С а в о с ь (сочувственно). Что, Тихонька, не при нас будь сказано, крепко пропечатали?

Т и х о н (угнетенно). Выговор, в принципе, обеспечен.

С а в о с ь. А может быть, нам актив собрать, поговорить, посоветоваться?

Т и х о н (зло). Расширенный пленум райкома сейчас тебе тут соберем!

С а в о с ь. А что ты думаешь, повредило бы?

Ш а т у н (хочет что-то сказать, но захлебывается от смеха). А что, если бы… Слушай, Тихон! Давай опять лектора пригласим!..


Тихон безнадежно машет рукой.


Нет, не этого, а того, что в прошлом году рассказывал про римского папу, который на самом деле был мамой. Помните, сектанты сбежались на эту лекцию, как на пожар.

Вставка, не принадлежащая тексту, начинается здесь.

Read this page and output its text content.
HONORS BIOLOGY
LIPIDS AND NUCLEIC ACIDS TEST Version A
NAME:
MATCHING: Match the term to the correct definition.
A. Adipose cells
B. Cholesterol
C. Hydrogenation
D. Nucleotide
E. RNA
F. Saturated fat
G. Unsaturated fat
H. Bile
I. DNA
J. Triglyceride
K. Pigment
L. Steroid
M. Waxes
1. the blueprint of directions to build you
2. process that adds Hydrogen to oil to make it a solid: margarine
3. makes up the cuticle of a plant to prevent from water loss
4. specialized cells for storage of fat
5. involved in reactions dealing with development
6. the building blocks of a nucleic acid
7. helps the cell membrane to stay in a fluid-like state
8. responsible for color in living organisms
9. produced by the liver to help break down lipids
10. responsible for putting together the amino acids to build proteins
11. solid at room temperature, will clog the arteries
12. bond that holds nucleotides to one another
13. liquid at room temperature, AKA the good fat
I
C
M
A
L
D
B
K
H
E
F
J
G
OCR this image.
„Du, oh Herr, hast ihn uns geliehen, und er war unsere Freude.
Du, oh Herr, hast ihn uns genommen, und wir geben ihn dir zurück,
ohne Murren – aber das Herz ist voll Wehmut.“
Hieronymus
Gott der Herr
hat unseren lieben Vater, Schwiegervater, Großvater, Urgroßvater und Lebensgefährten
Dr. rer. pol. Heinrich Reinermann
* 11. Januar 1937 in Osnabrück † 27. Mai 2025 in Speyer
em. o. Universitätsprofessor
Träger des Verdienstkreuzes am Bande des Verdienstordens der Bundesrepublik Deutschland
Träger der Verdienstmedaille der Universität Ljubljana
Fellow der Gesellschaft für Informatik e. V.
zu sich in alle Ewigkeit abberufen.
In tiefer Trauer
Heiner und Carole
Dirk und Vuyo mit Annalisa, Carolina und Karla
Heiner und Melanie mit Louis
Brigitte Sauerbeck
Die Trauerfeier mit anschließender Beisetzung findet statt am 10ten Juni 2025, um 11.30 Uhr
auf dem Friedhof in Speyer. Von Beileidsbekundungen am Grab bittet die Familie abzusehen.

Т и х о н. Разумников на индивидуальную работу рекомендует нажимать.

Ш а т у н. Правильно! Индивидуально! Нажимать…

Т и х о н (зло). Ну так бери свою Тэклю и нажимай индивидуально! Перевоспитывай! А у меня лен посыпался, у меня рожь преть начала, надои падают.

Ш а т у н. Нет, с Тэклей не управлюсь! Ты меня за какой-нибудь чужой закрепи.

С а в о с ь. Может быть, Тихонька, не при нас будь сказано, ты бы сам за Тэклю взялся… индивидуально?

Т и х о н. Скройся, дед, с моих глаз и не загоняй меня живым в могилу! Надо придумать что-нибудь координальное!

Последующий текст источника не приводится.